Abrams' mitted hand was an offered insult. Ramsey pushed it aside. He called to the lieutenant, “You can't wait, can you, to round out the little sideshow?”

“I don't understand.” The officer glanced over his shoulder, and saw that Ramsey was all fever and resistance. As a result he stood still.

“Look, you need to go in and have a rest, sir. Abrams, go on.”

Abrams put giant mitts around Ramsey's arm.

“Keep your hands off me,” said Ramsey. “I'm not some bloody Asian peasant to be pushed round.”

“I never pushed round no Asian peasants, sir.”

“You've got to pull yourself together,” the officer firmly called, and still did not move.

“I keep together well enough. But I want to talk to you about Leeming.”

“For God's sake move him, Abrams.”

“Ah, the crack in the Emily Post etiquette! I warn you, I'll make trouble if you don't call him off.”

When they had heard the substantial, the truest truth, they would fill in the pit.

“The truest truth!” he wanted to shout at the young man as an incentive, but what would the words mean to a capable and busy officer?

When Abrams tried to take firmer hold of him Ramsey threw a punch at the hooded face. It was one way of impressing the lieutenant that an interview was urgently sought. Abrams hugged him with both arms. Composedly enough, he became aware that the officer had snatched the radio and was calling a Slavonic name into it. Then he, too, moved close to hold the madman. Two large bodies smothered Ramsey's violence.

“God Almighty,” he said crazily. “These aren't the right circumstances for talk.”

Hampered by his gloves, he worked hard to dislodge Abrams' arm and Abrams' concerted good temper. But a third man came up, pondering what part of the foreigner to grab. Ramsey saw Belle standing back with a neutral face.

“Don't shoot this!” yelled the lieutenant to two cameramen who were recording the unlooked-for, intrusive event.

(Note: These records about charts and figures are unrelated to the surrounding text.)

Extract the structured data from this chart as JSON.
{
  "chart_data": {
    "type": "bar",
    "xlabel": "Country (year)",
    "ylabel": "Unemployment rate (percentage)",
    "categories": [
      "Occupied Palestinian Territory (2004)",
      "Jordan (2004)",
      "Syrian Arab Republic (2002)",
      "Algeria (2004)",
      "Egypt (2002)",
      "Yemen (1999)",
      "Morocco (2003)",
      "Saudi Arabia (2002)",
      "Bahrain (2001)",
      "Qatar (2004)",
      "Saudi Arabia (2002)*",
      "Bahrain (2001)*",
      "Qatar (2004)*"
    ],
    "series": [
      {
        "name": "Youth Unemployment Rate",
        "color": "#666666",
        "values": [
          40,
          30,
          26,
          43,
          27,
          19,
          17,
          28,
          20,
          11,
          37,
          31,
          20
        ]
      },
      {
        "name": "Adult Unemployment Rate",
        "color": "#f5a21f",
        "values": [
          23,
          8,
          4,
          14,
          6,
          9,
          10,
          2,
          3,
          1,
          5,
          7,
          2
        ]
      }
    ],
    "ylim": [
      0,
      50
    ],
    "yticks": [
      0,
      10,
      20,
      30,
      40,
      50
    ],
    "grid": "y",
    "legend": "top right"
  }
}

Ramsey found himself being carried away in a professional manner. Meanwhile the essential truth chafed in him. “Hammond,” he called as they passed the huddle of journalists, people for whom he had a surprise. “Come wherever they're taking me.”

Hammond made hesitant steps.

“No, come on. It's going to be worth it.”

All the journalists made the beginnings of avid movements, as if they had forgotten sentiment and thought they might have one of those delicious cases of service brutality. “No,” he told them. “Hammond. You!”

Though toted like a marble pedestal, he was for some reason obeyed.

“I think it's just that I'm a fellow-countryman,” Hammond explained to the officer.

“How well do you know him?” the lieutenant, still burdened, grunted.

“Only the last few days, but we became pretty close.”

“That's a damned lie,” said Ramsey.

Hammond opened the clapboard door onto the mess porch and the further one through into the fuggy warmth of the mess itself. Ramsey was conveyed through and placed in a chair. Coffee was called for.